I need to store ~1 billion chunks of ~4kb worth of data (i.e. about 4TB when fully deployed, will add data incrementally). Need real-time access. The data will be accessed fairly randomly, but sometimes sequentially: the chunks string together in series, with ~1 million series or so, sometimes I need to read things one series at a time, but usually just the last chunk in each series. Some chunks are much smaller than 4kb - they may be as small as 4 bytes (maybe 25% of them or so are significantly smaller than 4kb).
1. Is it a good idea to use membase for this type of scenario?
2. Does membase store the values efficiently more or less regardless of size? (i.e. is there a block-ness (= min size) to what gets stored? Overhead per item I assume is small?)
My plan was to use membase on EC2, small instances (1.7GB ram, 1.3GB usable by membase, 1TB EBS disk each), and add nodes as needed as I add data.
3. Has anyone deployed something similar? Any oops/gotchas with the setup outlined above? My assumption was that this will be severely disk (seek) limited, so going for higher CPU or bandwidth EC2 instances would be wasted?
Thanks!
I need to store ~1 billion chunks of ~4kb worth of data (i.e. about 4TB when fully deployed, will add data incrementally). Need real-time access. The data will be accessed fairly randomly, but sometimes sequentially: the chunks string together in series, with ~1 million series or so, sometimes I need to read things one series at a time, but usually just the last chunk in each series. Some chunks are much smaller than 4kb - they may be as small as 4 bytes (maybe 25% of them or so are significantly smaller than 4kb).
1. Is it a good idea to use membase for this type of scenario?
2. Does membase store the values efficiently more or less regardless of size? (i.e. is there a block-ness (= min size) to what gets stored? Overhead per item I assume is small?)

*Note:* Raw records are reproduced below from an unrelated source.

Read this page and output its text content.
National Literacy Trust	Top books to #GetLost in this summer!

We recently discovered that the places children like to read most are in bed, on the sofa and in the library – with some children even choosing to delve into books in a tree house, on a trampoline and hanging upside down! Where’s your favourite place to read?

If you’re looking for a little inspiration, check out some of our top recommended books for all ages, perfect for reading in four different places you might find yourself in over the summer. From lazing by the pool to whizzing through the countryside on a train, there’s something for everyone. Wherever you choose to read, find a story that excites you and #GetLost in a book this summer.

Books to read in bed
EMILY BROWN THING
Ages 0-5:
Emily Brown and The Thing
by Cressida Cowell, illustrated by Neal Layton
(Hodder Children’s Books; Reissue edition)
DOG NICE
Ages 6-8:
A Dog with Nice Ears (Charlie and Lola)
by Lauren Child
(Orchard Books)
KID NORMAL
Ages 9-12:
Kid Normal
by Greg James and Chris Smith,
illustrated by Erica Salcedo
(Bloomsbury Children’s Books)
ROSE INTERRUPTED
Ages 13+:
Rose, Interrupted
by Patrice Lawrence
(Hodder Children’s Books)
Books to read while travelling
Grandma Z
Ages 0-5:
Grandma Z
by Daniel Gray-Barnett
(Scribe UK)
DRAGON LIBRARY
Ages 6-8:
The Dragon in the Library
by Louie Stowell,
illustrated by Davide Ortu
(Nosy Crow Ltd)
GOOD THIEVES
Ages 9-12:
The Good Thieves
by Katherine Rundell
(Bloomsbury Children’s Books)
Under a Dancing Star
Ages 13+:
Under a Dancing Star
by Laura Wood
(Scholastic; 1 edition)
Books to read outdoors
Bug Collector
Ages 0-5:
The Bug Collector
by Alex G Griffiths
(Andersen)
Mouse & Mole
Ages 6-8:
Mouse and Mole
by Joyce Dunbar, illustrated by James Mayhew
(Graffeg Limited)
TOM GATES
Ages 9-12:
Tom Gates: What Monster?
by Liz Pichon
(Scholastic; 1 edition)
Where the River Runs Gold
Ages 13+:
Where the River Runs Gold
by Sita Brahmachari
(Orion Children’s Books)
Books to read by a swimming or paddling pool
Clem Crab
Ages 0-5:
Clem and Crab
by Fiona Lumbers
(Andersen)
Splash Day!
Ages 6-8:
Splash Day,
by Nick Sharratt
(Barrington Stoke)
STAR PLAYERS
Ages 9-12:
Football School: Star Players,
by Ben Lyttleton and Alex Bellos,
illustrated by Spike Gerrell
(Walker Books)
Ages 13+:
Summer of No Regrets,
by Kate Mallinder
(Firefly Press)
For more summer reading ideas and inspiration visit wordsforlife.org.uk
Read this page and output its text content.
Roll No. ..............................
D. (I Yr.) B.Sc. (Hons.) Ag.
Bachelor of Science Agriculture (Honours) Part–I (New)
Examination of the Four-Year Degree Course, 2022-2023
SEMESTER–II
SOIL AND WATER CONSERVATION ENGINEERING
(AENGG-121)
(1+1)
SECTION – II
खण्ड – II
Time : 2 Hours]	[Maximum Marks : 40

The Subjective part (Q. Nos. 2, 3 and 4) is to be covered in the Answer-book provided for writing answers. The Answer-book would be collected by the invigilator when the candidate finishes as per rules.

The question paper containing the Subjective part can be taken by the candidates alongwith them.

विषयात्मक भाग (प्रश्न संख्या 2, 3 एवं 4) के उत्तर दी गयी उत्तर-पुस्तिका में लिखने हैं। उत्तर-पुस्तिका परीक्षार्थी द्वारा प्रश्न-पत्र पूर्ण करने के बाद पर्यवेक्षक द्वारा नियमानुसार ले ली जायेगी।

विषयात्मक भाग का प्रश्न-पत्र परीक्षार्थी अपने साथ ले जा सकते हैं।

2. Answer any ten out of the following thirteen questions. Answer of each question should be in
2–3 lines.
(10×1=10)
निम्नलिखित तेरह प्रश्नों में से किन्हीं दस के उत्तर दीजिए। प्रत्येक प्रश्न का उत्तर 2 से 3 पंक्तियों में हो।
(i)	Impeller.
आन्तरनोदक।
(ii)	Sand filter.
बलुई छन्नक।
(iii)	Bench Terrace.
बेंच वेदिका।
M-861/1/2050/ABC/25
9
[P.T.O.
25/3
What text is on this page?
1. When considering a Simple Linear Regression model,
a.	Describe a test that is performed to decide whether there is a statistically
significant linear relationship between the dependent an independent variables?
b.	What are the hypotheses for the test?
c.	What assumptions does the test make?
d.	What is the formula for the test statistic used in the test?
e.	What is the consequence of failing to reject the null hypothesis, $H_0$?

Membase is designed for random access to billions of small data items and the software we use and datafile format are optimized for small random access All your data would be distributed throughout the cluster. Membase does not support sequential access out of the box, you will have to use application level logic for that. If the data is really small, you may club it together as one value.
There is a per key overhead of ~150 bytes.

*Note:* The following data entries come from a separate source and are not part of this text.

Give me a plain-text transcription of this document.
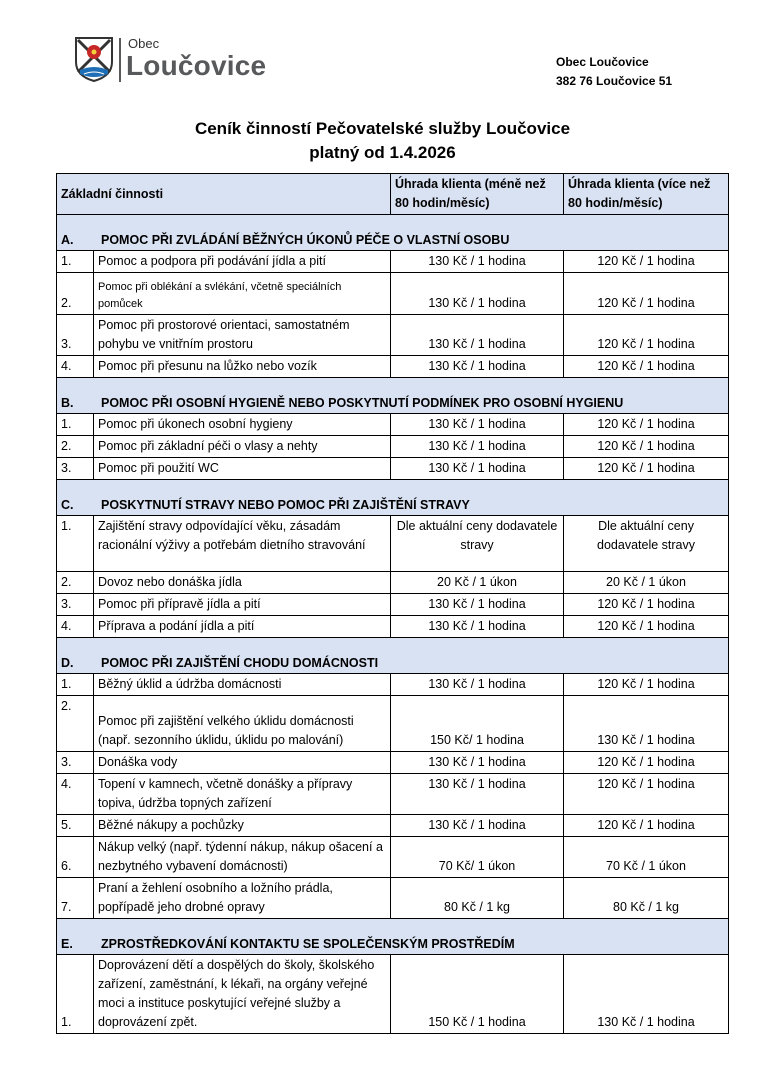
Obec
Loučovice	Obec Loučovice
382 76 Loučovice 51
Ceník činností Pečovatelské služby Loučovice
platný od 1.4.2026
Základní činnosti		Úhrada klienta (méně než 80 hodin/měsíc)	Úhrada klienta (více než 80 hodin/měsíc)
A. POMOC PŘI ZVLÁDÁNÍ BĚŽNÝCH ÚKONŮ PÉČE O VLASTNÍ OSOBU			
1.	Pomoc a podpora při podávání jídla a pití	130 Kč / 1 hodina	120 Kč / 1 hodina
2.	Pomoc při oblékání a svlékání, včetně speciálních pomůcek	130 Kč / 1 hodina	120 Kč / 1 hodina
3.	Pomoc při prostorové orientaci, samostatném pohybu ve vnitřním prostoru	130 Kč / 1 hodina	120 Kč / 1 hodina
4.	Pomoc při přesunu na lůžko nebo vozík	130 Kč / 1 hodina	120 Kč / 1 hodina
B. POMOC PŘI OSOBNÍ HYGIENĚ NEBO POSKYTNUTÍ PODMÍNEK PRO OSOBNÍ HYGIENU			
1.	Pomoc při úkonech osobní hygieny	130 Kč / 1 hodina	120 Kč / 1 hodina
2.	Pomoc při základní péči o vlasy a nehty	130 Kč / 1 hodina	120 Kč / 1 hodina
3.	Pomoc při použití WC	130 Kč / 1 hodina	120 Kč / 1 hodina
C. POSKYTNUTÍ STRAVY NEBO POMOC PŘI ZAJIŠTĚNÍ STRAVY			
1.	Zajištění stravy odpovídající věku, zásadám racionální výživy a potřebám dietního stravování	Dle aktuální ceny dodavatele stravy	Dle aktuální ceny dodavatele stravy
2.	Dovoz nebo donáška jídla	20 Kč / 1 úkon	20 Kč / 1 úkon
3.	Pomoc při přípravě jídla a pití	130 Kč / 1 hodina	120 Kč / 1 hodina
4.	Příprava a podání jídla a pití	130 Kč / 1 hodina	120 Kč / 1 hodina
D. POMOC PŘI ZAJIŠTĚNÍ CHODU DOMÁCNOSTI			
1.	Běžný úklid a údržba domácnosti	130 Kč / 1 hodina	120 Kč / 1 hodina
2.	Pomoc při zajištění velkého úklidu domácnosti (např. sezonního úklidu, úklidu po malování)	150 Kč/ 1 hodina	130 Kč / 1 hodina
3.	Donáška vody	130 Kč / 1 hodina	120 Kč / 1 hodina
4.	Topení v kamnech, včetně donášky a přípravy topiva, údržba topných zařízení	130 Kč / 1 hodina	120 Kč / 1 hodina
5.	Běžné nákupy a pochůzky	130 Kč / 1 hodina	120 Kč / 1 hodina
6.	Nákup velký (např. týdenní nákup, nákup ošacení a nezbytného vybavení domácnosti)	70 Kč/ 1 úkon	70 Kč / 1 úkon
7.	Praní a žehlení osobního a ložního prádla, popřípadě jeho drobné opravy	80 Kč / 1 kg	80 Kč / 1 kg
E. ZPROSTŘEDKOVÁNÍ KONTAKTU SE SPOLEČENSKÝM PROSTŘEDÍM			
1.	Doprovázení dětí a dospělých do školy, školského zařízení, zaměstnání, k lékaři, na orgány veřejné moci a instituce poskytující veřejné služby a doprovázení zpět.	150 Kč / 1 hodina	130 Kč / 1 hodina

My plan was to use membase on EC2, small instances (1.7GB ram, 1.3GB usable by membase, 1TB EBS disk each), and add nodes as needed as I add data.
The number of nodes you will need will depend on how much data you need in-memory as against on-disk. Most deployments try to keep about 80% of data in memory (we call it working set). How much data do you have currently? What is the expected growth? I can tell you how many nodes will you need to begin with, if you told me more about your deployment and data characteristics.
3. Has anyone deployed something similar? Any oops/gotchas with the setup outlined above? My assumption was that this will be severely disk (seek) limited, so going for higher CPU or bandwidth EC2 instances would be wasted?
You can look at our list of customers here http://www.membase.com/customers . Some customers have fairly large clusters. Whether the cluster would be disk limited or CPU/bandwidth will depend upon how much data will be in memory.
Thanks!
Thank you for trying Membase out! Let me know if you have more questions.